L’évêque est envoyé pour annoncer une parole de salut. Pour annoncer Jésus-Christ premier-né d’entre les morts, premier-né d’une multitude de frères. Dans sa mission apostolique, l’évêque annonce à tout être humain sa qualité d’enfant de Dieu, de frère ou de sœur en Jésus-Christ. L’évêque est appelé à rassembler toute la famille de Dieu, à maintenir, et à rétablir souvent, les liens fragiles de fraternité entre les enfants de Dieu dispersés, à renouer les liens distendus entre les membres du même corps du Christ. L’évêque est le ministre de la miséricorde, il est apôtre de la miséricorde de Dieu. Il est témoin, serviteur, acteur de cette miséricorde. Il est appelé, choisi, pour célébrer les sacrements du salut, les sacrements de l’amour du Dieu miséricordieux. Tout particulièrement dans l’eucharistie et dans la réconciliation.

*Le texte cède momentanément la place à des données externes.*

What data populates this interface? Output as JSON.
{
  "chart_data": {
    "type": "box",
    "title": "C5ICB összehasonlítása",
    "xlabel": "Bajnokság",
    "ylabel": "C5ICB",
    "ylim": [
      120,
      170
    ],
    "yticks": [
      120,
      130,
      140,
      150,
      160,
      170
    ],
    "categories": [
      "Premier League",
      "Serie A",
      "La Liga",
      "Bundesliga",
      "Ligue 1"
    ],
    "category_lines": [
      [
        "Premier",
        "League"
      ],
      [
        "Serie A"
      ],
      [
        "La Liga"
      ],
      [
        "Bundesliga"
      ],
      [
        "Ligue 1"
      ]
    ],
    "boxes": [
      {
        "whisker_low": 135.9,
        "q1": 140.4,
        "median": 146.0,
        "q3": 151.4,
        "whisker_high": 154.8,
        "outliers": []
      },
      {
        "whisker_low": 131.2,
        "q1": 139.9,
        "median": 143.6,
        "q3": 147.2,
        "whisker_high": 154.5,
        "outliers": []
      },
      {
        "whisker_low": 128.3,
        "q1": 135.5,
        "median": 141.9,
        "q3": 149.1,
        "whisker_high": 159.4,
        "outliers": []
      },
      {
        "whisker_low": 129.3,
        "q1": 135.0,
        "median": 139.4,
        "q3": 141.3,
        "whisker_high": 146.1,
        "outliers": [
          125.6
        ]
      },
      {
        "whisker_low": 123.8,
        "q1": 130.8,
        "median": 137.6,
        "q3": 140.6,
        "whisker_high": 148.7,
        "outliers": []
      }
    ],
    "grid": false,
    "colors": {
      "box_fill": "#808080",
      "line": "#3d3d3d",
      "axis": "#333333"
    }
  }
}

Nous avons entendu la parole de l’apôtre Paul dans la deuxième lecture : « laissez-vous réconcilier » (2Co 5,20). Toute la mission de l’apôtre, de l’évêque, n’est-elle pas contenue dans cette exhortation ? Comme le père miséricordieux, l’évêque est appelé à guetter, longtemps s’il le faut, à accueillir à son retour le pécheur repenti, à partir s’il le faut à la recherche de celui qui s’est perdu, à restaurer chacun dans sa dignité de fils ou de fille de Dieu. 

Quelques points d’attention peuvent ressortir particulièrement pour le contexte dans lequel nous vivons. Tel le père miséricordieux de la parabole, l’évêque doit, dans une Église en synode, solliciter, encourager la parole de tous. Avons-nous, dans nos diocèses, écouté d’autres que le cercle des habitués ? Cela n’est pas certain… L’évêque doit inviter à l’action de grâce devant la création, ouvrir les yeux et le cœur de ceux qui ne voient plus la beauté et la grandeur de ce qu’ils ont reçu (le merveilleux, et toujours menacé, don de la vie…). Il doit accueillir, écouter, prendre soin, réparer ce qui doit l’être auprès des victimes des agressions sexuelles et des abus spirituels, dans l’Église et hors-Église. Il doit accueillir les migrants et les réfugiés. La guerre en Ukraine redit l’urgence de cet exercice concret de la charité fraternelle. Il doit redonner le sens de la vraie fête. Tant de gens s’évadent dans des fêtes dénuées de sens, dans des paradis artificiels, sans autre horizon qu’une consommation sans lendemain. Enfin, il doit donner le goût de « demeurer avec le Christ », faire apprécier la présence aimante de Dieu dans notre vie, faire apprécier le fait de demeurer dans l’amour de Dieu, d’être « toujours avec lui », donner l’espérance de la communion avec lui.         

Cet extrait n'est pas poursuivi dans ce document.